Want to know your top songs for a specific year? This generator breaks down your favorite tracks by season: Spring (March, April, May), Summer (June, July, August), Fall (September, October, November), and Winter (December, January, February). It gives you the top 10 songs you streamed the most during each season, along with how many times you played them.



In [None]:
# First we'll calculate the top songs overall for a given year 

# Function to get the top songs for a given year
def top_songs_by_year(df, year, top_n=10):
    df_year = df[df['ts'].dt.year == year]
    
    top_songs = df_year.groupby('master_metadata_track_name')['ms_played'].sum().reset_index()
    
    top_songs = top_songs.sort_values(by='ms_played', ascending=False).head(top_n)
    
    return top_songs

# Example 
year_input = 2023  # Change this to any year you want
top_songs = top_songs_by_year(df, year_input)
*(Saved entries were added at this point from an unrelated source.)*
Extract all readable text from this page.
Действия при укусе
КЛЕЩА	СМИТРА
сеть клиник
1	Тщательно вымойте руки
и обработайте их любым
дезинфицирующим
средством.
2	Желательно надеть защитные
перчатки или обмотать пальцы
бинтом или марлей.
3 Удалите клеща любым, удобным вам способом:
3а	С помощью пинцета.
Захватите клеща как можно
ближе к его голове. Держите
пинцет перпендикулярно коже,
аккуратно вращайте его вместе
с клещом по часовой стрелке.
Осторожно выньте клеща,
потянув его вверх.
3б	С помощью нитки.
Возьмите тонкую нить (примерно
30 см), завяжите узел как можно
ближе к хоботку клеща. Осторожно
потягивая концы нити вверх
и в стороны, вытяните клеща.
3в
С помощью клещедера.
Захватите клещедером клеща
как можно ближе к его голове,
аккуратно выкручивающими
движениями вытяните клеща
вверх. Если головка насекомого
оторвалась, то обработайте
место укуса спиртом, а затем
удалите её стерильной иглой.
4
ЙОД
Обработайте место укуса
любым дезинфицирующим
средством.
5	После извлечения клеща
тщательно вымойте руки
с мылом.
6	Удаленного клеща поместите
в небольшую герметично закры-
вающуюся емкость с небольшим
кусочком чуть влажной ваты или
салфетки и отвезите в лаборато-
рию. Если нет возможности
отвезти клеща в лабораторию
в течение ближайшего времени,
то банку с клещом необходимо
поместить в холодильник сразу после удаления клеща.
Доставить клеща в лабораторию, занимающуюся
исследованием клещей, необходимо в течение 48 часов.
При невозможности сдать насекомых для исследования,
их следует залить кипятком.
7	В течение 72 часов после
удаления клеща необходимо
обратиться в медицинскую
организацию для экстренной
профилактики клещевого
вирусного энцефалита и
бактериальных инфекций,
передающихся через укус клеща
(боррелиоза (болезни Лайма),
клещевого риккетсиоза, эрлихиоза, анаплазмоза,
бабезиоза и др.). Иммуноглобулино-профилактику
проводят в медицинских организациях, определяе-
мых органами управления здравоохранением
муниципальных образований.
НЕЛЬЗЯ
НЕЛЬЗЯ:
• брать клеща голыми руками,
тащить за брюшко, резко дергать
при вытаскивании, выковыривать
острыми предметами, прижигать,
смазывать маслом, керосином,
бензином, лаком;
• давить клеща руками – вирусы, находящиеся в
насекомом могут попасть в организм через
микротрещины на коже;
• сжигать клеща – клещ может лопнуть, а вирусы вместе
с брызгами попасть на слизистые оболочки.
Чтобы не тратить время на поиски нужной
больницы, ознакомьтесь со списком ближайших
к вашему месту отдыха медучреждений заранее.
# Displaying the top songs
print(f"Top 10 Songs of {year_input}:")
print(top_songs)

In [110]:
# We'll continue and calculate the top songs by season for a given year 

# Function for generating the top 10 songs based on year and season
def generate_top_songs_by_season(year):
    results = {}
    for season in ["Spring", "Summer", "Fall", "Winter"]:

        seasonal_data = df[(df['year'] == year) & (df['season'] == season)]
        
        # Get the top 10 streamed songs for the season
        top_songs = (
            seasonal_data['master_metadata_track_name']
            .value_counts()
            .head(10)
            .index.tolist()
        )
        
        # Get the corresponding stream counts for these songs
        song_counts = (
            seasonal_data['master_metadata_track_name']
            .value_counts()
            .head(10)
            .values.tolist()
        )
        
        # Combine song names with their stream counts
        top_songs_with_counts = [(song, count) for song, count in zip(top_songs, song_counts)]
        
        # Add results to the dictionary
        results[season] = top_songs_with_counts
    
    return results

In [None]:
# Input the year and generate the top 10 songs for each season
year = 2023  # Change this to the desired year
top_songs_by_season = generate_top_songs_by_season(year)

# Displaying the results
for season, songs in top_songs_by_season.items():
    print(f"Top 10 Streamed Songs in {season} ({year}):")
    print("---------------------------------------------------------------------------------")

    if songs:
        for i, (song, count) in enumerate(songs, start=1):
            print(f"{i}. {song} - {count} streams")
    else:
        print("No data available for this season.")
    print("\n")


____

## Conclusion
This analysis offers a comprehensive look at personal streaming habits, highlighting trends in track skipping, listening times, and seasonal preferences. By exploring these patterns, users can gain deeper insights into their music consumption and uncover habits they may not have noticed before. Whether identifying peak listening periods or recognizing shifts in preferences, this exploration empowers users to engage with their streaming data in a meaningful way.